Il m’a fallu du temps pour trouver un nom. Je voulais créer un univers complètement imaginaire et quelque chose qui reflète les parfums et ma passion pour l’astrologie. Du coup Azaleo n’est autre que as a leo en anglais, car je suis née sous le signe du lion. Azaleo me fait aussi penser aux Azalées et « leo » sonne un peu comme l’eau, l’eau de parfum. C’est venu d’un coup et je ne pouvais pas penser à un autre nom.
Avez-vous déjà le projet de lancer d'autres fragrances ou de développer votre marque avec, par exemple, des cosmétiques ?
Oui, évidement, j’adorerais, mais cela demande du temps et de l’argent. Pour le moment, je veux faire vivre la marque et ces trois parfums. On est aussi dans une ère post-Covid où il nous faut ralentir le rythme et ne pas tomber dans la sur- consommation. Tout en douceur, je songe déjà à la suite.

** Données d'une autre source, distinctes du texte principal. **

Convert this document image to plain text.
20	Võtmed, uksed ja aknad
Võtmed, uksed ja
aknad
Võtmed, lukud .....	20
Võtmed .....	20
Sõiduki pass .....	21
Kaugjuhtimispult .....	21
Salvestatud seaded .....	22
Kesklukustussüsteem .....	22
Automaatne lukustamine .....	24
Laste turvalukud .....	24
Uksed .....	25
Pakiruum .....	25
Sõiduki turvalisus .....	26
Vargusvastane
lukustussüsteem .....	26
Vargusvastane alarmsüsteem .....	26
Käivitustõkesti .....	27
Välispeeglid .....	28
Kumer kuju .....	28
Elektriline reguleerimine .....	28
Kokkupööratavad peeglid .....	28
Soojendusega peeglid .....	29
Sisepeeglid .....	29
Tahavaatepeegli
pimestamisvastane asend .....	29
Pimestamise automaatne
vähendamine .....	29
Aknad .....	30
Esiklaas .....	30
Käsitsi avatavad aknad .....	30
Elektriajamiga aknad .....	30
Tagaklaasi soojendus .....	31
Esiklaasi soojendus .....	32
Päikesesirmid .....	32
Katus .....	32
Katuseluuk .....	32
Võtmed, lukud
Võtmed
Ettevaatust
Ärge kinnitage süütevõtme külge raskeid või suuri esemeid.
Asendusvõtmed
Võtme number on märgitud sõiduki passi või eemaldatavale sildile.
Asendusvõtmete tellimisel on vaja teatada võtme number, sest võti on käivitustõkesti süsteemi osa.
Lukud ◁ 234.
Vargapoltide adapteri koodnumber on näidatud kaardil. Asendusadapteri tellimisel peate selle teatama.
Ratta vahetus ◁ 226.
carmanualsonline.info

Les cosmétiques, en revanche, ne font pas du tout partie de mes intentions. Je souhaite rester dans l’univers olfactif. La suite logique serait peut-être des bougies ou d’autres types de parfums d’intérieur. A voir…
Azaleo, en plus d’être une marque de parfum, est un univers tourné vers le wellness, et tout ce qui touche au mind/body/soul.
Un parfum qui vous fait craquer et que vous auriez aimé créer?
Impossible de répondre à cette question. Il y a en a plus qu’un qui me fait craquer, mais je ne me suis jamais dit que j’aurais voulu les créer. Si c’était le cas, cela révèlerait d’une forme de jalousie ou d’envie à des fins commerciales. Je trouve que chaque parfum est différent et a sa place. Vous voyez ce que je veux dire? C’est comme si je vous demandais si vous auriez aimé créer l’enfant d’un autre que le vôtre.